I have known this blog post was coming for some time now, but I did not know when I would be at liberty to actually write it. This is the time.
Life chapters are always being written, even when we are not aware of it. You’re either starting one, in the middle of one, or ending one. The middle parts don’t get near as much attention as the beginnings and the endings. Those are the bookends that delineate particular eras in your life. Whenever there is an ending bookend, you can be assured that there is a beginning bookend very close by.
So it is for my own family right now.
For the past 7 years, we have been a part of an extraordinary church family where my husband has served on the staff. And we will always look back on this chapter of our lives with great fondness…the place God brought us when we needed Him to come through for us, the place where He stretched us and grew us, the place where both our children were raised from infancy, the place where we learned what ministry is.

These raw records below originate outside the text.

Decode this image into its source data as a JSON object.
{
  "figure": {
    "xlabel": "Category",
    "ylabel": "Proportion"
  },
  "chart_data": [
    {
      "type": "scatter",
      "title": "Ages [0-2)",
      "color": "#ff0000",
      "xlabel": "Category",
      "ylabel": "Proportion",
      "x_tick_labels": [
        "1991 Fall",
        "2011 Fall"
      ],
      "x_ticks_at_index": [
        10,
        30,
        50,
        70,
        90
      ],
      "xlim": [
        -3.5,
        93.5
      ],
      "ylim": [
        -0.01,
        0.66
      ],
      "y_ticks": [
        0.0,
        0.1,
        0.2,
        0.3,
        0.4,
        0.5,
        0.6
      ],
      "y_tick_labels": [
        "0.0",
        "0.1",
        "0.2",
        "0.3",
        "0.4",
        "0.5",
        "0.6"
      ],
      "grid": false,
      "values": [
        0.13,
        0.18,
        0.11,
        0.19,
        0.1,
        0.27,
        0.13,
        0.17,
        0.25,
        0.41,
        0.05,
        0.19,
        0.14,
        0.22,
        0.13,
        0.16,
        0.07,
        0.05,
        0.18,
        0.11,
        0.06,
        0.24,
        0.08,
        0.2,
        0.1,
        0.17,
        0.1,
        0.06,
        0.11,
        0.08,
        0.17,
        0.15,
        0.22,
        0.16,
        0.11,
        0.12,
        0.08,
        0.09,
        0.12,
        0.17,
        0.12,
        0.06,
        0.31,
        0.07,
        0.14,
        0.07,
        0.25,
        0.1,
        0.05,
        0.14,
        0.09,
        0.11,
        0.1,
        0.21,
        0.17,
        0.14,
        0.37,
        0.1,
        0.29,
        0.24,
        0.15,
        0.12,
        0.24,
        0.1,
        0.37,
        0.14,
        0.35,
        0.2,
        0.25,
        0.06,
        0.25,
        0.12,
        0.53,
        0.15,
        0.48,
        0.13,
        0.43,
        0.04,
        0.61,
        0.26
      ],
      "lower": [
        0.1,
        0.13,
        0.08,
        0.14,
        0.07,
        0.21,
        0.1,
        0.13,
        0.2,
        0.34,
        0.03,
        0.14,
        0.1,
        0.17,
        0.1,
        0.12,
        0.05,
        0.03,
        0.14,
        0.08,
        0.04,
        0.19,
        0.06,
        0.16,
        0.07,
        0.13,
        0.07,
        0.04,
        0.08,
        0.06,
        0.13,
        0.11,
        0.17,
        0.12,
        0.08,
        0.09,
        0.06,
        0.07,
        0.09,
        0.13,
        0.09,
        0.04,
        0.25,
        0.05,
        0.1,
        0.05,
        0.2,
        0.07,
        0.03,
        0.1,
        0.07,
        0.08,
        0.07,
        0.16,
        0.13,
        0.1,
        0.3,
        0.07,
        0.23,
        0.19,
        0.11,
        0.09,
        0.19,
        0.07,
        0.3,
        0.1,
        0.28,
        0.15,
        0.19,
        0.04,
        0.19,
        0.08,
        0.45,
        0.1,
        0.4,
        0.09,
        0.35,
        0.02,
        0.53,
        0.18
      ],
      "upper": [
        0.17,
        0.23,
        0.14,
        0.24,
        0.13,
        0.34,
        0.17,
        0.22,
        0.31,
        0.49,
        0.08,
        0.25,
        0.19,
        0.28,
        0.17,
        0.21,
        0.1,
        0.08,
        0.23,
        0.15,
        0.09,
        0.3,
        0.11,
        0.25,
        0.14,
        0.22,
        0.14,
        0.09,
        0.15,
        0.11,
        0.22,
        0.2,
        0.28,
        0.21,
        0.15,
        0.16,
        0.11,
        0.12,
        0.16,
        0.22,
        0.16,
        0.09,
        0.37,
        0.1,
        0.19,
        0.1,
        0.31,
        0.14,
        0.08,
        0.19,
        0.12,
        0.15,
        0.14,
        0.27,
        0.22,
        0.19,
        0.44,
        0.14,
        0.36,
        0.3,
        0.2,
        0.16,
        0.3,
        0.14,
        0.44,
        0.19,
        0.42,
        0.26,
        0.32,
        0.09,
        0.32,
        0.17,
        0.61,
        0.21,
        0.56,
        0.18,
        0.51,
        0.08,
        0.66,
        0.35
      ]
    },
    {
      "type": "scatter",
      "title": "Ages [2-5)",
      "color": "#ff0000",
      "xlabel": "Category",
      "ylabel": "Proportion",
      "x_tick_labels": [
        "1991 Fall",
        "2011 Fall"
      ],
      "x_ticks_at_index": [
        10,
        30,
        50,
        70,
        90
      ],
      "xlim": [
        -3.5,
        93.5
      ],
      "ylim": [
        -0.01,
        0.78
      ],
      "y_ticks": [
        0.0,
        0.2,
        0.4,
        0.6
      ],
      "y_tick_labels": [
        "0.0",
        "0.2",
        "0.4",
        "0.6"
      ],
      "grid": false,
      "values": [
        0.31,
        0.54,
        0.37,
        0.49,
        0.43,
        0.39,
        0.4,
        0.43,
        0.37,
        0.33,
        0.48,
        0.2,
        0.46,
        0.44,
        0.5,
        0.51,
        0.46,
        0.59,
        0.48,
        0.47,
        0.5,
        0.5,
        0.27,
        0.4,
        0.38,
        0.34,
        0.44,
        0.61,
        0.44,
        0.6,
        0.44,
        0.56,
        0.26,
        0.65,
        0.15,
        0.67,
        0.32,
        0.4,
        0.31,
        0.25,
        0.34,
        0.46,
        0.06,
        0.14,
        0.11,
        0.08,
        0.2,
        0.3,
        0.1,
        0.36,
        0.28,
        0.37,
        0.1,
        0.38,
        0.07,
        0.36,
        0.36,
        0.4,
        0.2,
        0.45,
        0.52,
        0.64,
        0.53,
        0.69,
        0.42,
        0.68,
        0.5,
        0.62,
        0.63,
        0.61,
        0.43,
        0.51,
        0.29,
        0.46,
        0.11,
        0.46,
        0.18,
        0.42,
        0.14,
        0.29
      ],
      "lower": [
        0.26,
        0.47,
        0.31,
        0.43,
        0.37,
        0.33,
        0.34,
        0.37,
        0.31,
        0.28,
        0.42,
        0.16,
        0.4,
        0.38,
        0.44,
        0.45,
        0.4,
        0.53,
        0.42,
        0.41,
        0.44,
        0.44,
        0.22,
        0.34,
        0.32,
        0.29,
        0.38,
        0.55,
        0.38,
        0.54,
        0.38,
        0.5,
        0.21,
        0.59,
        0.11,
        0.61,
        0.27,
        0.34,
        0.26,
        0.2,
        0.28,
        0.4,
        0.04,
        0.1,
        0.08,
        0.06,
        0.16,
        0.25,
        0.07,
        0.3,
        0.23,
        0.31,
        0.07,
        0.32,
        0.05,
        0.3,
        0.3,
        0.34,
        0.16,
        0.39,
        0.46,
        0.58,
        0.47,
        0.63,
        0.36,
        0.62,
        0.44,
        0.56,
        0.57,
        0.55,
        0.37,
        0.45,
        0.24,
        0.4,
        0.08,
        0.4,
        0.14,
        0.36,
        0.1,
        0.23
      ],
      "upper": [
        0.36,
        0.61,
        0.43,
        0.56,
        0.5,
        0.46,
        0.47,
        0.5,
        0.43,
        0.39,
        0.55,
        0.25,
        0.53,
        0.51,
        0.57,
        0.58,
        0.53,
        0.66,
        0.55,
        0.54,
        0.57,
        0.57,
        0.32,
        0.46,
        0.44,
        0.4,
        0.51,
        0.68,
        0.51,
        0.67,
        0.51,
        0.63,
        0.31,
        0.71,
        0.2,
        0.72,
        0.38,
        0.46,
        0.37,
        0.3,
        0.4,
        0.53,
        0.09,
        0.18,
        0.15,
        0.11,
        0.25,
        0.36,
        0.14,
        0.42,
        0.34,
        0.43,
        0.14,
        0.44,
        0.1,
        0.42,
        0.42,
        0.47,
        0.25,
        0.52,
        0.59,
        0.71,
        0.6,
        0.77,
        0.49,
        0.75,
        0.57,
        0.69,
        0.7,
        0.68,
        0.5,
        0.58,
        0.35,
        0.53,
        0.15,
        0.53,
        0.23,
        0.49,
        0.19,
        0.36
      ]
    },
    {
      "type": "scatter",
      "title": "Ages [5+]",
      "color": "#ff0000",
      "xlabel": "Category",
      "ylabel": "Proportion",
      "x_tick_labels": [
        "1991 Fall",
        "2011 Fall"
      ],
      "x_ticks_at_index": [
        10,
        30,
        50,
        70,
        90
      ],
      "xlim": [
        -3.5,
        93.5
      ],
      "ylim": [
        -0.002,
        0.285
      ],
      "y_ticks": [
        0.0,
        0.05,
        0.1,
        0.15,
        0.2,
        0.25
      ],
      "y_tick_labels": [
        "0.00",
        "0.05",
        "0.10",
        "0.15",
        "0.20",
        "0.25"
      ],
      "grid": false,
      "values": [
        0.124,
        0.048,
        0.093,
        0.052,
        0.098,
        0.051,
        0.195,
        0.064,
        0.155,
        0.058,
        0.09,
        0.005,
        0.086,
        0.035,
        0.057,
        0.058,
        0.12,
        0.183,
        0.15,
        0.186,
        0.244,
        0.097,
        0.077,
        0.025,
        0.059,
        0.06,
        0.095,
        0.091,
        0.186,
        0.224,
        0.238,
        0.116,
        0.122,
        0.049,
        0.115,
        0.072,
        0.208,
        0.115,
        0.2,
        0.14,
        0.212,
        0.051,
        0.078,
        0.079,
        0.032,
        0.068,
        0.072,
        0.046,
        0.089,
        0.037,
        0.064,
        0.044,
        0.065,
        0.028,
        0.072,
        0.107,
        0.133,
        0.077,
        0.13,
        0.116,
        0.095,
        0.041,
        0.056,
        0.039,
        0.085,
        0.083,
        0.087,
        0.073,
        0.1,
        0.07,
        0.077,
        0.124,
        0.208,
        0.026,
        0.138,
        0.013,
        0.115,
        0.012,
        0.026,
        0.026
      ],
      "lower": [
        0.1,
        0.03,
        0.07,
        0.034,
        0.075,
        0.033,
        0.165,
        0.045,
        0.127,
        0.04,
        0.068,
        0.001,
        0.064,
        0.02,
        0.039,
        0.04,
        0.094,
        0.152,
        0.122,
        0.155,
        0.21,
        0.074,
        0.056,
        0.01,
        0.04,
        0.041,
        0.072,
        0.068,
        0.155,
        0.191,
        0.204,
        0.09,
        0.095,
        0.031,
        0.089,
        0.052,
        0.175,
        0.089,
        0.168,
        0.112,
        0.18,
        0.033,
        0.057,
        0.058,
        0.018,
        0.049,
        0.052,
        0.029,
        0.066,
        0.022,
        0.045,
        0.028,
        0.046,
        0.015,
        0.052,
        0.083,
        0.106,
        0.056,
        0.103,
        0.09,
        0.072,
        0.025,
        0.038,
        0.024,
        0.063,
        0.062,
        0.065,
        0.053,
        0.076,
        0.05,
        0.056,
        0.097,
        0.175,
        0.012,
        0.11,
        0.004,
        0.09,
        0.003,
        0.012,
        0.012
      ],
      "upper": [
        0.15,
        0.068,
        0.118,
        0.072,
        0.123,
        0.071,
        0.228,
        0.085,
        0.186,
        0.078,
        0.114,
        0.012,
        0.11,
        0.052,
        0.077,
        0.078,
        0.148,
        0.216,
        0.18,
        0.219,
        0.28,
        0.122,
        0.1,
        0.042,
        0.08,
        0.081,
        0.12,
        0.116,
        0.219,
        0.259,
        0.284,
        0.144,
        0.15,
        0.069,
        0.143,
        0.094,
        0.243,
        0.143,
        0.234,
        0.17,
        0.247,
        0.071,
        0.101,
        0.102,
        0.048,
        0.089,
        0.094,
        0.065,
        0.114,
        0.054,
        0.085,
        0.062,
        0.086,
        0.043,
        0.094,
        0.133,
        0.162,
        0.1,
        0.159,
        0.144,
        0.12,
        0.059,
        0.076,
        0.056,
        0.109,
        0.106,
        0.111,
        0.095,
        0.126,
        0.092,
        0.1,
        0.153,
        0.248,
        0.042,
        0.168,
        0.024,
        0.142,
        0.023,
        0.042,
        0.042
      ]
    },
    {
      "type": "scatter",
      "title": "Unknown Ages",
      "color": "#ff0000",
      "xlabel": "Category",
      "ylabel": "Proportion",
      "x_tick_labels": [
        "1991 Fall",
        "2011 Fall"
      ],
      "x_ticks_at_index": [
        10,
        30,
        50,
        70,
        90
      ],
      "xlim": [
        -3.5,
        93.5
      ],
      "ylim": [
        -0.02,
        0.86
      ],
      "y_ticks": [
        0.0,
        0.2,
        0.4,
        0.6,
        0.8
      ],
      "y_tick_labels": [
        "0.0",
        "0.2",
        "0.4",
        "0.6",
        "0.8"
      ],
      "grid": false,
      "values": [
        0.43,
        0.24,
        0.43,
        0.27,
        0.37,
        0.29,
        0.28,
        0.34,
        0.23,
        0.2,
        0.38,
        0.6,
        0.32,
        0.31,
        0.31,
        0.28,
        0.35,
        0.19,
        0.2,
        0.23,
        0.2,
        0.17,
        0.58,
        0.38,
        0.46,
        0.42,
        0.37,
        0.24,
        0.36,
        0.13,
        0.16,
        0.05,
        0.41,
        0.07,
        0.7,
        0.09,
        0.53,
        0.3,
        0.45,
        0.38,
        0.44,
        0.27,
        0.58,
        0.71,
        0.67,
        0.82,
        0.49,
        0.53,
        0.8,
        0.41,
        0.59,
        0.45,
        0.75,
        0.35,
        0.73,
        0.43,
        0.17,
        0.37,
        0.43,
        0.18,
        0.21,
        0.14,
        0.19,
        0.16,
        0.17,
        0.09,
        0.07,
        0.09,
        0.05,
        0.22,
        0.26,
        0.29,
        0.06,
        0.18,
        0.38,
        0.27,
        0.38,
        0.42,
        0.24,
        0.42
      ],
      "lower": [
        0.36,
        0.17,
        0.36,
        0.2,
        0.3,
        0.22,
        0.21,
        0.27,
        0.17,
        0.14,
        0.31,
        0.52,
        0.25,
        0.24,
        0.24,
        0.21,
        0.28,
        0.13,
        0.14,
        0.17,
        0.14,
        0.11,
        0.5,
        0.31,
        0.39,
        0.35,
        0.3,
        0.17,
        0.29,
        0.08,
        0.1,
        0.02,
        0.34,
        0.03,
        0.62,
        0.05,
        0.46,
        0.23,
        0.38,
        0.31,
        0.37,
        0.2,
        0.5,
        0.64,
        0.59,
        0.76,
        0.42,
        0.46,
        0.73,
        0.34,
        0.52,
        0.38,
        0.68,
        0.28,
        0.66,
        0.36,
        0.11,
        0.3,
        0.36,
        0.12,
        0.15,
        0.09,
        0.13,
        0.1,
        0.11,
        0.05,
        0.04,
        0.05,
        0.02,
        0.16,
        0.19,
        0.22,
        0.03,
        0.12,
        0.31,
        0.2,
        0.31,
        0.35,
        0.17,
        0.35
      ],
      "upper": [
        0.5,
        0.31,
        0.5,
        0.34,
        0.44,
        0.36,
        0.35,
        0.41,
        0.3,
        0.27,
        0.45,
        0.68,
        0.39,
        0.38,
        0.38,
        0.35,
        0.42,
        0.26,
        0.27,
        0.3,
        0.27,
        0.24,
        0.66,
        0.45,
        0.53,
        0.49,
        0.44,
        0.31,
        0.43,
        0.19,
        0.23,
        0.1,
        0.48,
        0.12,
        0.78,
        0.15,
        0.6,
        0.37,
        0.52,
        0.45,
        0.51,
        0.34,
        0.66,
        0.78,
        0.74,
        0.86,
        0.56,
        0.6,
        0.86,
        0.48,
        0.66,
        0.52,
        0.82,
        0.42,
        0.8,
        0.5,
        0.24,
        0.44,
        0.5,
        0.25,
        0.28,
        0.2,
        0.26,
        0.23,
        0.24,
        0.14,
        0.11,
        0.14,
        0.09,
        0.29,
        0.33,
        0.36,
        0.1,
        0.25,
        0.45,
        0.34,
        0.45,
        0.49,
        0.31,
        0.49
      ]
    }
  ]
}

But now, a new door has opened, and very soon we will be moving to a new town, where we will plant our lives and my husband will pastor a church for the first time. By this time next month, I will probably be writing from a new location…an undisclosed location in every sense of the term…because the house where we will be living has not been disclosed to us yet. I know and trust that it will be, in God’s time. We are filled with questions, with anticipation, and with hope. A new season is about to begin, in more ways than one.
But now I know why the word bittersweet gets tossed around frequently during moments like these. The goodbye (the ending bookend) is bitter. Not bitter in a grudging sense, but bitter in the sad sense that (let’s face it) nobody likes to tell a friend goodbye. To the friends we have made here who are reading this now…we treasure you, and we always will. Last September I wrote a post called called The Expanding Universe, in which I remembered the salt-of-the-earth people whose lives have intersected with ours over the course of our married life. As time passes and life chapters stack up, our universes automatically expand, rather than diminish. I see it happening now. Our universe is immeasurably richer for having known you all, and nothing can change that. It may sound trite to say that, “Friends are friends forever if the Lord’s the Lord of them,” but I can think of no better, and no truer, sentiment to offer right now. (And by the way, we have eternity together, but let’s not forget that we also have e-mail and cell phones in the here-and-now, okay?)
The hello (the beginning bookend) is sweet. We have been overwhelmed with the kind welcome that has already been extended to us…so many open faces, so much genuineness. We have great hopes for what God will do in our midst of this congregation, in the days and years to come.
King Solomon penned these beautiful and fitting words a few thousand years ago in Ecclesiastes 3. They need no elaboration and no further commentary because they already cover every possible milestone in the human condition. They still speak today. And they speak to me now more than they ever have before. This is the time to tear down. This is the time to build up.
1 For everything there is a season,
a time for every activity under heaven.
2 A time to be born and a time to die.
A time to plant and a time to harvest.
3 A time to kill and a time to heal.
A time to tear down and a time to build up.
4 A time to cry and a time to laugh.
A time to grieve and a time to dance.
5 A time to scatter stones and a time to gather stones.
A time to embrace and a time to turn away.
6 A time to search and a time to quit searching.
A time to keep and a time to throw away.
7 A time to tear and a time to mend.
A time to be quiet and a time to speak.
8 A time to love and a time to hate.
A time for war and a time for peace.